In many ways, cybersecurity is a journey into the unknown. Facing actors working in the shadows, regulators, utilities and governments must navigate unknowns and challenges as they choose the best path to prepare for attacks on their systems.
Just as a map is foundational to any journey, developing a strategy is key for regulatory commissions trying to effectively meet this emerging challenge. With the support of the United States Agency for International Development (USAID), NARUC is working with regulators in the Black Sea region to develop these necessary strategies and help strengthen the security and resilience of their energy sectors.
The Need for Cybersecurity Strategies
USAID and NARUC launched the Black Sea Cybersecurity Initiative in December 2016 in an effort to provide the regulators of Armenia, Georgia, Moldova and Ukraine with the tools and technical capacity to prevent and mitigate cyberattacks as well as to improve and safeguard overall energy security across the region. Developing strategies to do this is key, as regulators must define goals for addressing cybersecurity to ensure that time and funding are properly allocated.
Defining a cybersecurity strategy is also critical in finding balance between technical goals of implementing effective protections and “right-sizing” the response in a cost-effective manner.
Progress Toward Effective Cyber Strategies
In just a few months since the launch of the initiative, participating regulators have already made important strides. In response to NARUC recommendations, the National Energy and Utilities Regulatory Commission (NEURC) of Ukraine has formed a cybersecurity unit within the Commission.
That unit has begun drafting a questionnaire drawing from the 107 questions found within the NARUC Research Lab’s Cybersecurity Primer for Regulators (see the box below) to ask of utilities and initiated meetings with utilities to begin discussing and evaluating their cyber-preparedness.
Drawing from specific recommendations of NARUC's Primer, NEURC's cybersecurity team has also decided to draft the commission's regulatory cybersecurity strategy. NEURC officials plan to collaborate with NARUC experts on the development of the strategy in the coming months.
In addition to NEURC, the Georgia National Energy and Water Regulatory Commission (GNERC) has likewise decided to form and build the capacity of an internal team that will focus on addressing cybersecurity issues related to the power grid in Georgia and drafting their own cybersecurity strategy, steps that took form after the December 2016 NARUC workshop in Kyiv, Ukraine.
Workshop in Estonia
USAID and NARUC conducted their second workshop in March 2017 in order to continue progress toward developing cybersecurity strategies. Held in Estonia, a global leader in cybersecurity, the workshop gathered US and European officials to discuss best practices for regulators to construct regulatory cybersecurity strategies, engage with utilities and evaluate effective utility cybersecurity performance.

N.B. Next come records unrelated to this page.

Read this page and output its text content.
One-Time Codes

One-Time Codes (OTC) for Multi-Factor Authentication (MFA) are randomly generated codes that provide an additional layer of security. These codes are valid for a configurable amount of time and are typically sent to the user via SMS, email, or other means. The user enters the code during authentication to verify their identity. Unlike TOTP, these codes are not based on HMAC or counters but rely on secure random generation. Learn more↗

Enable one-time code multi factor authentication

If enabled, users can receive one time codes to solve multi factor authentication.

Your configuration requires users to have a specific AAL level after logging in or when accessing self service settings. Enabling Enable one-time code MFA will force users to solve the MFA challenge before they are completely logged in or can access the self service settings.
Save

Participants discussed the essential components and structure of regulatory cybersecurity strategies, which outline the role of a commission, its goals and expectations of utilities and a commission's method of engagement. NARUC also presented an outline of its Cybersecurity Strategy Development Guide, which will be finalized in May 2017 and sent to Black Sea regulators to assist them in drafting their own strategies.
Looking ahead, USAID and NARUC will continue to work with Black Sea regulators as they develop their strategies, build internal cybersecurity teams and collaborate with utilities to protect and safeguard their power grids from potential cyber threats.
Together, the initiative will support the regulators as they take the journey to bolster their defenses against the threat of cybersecurity.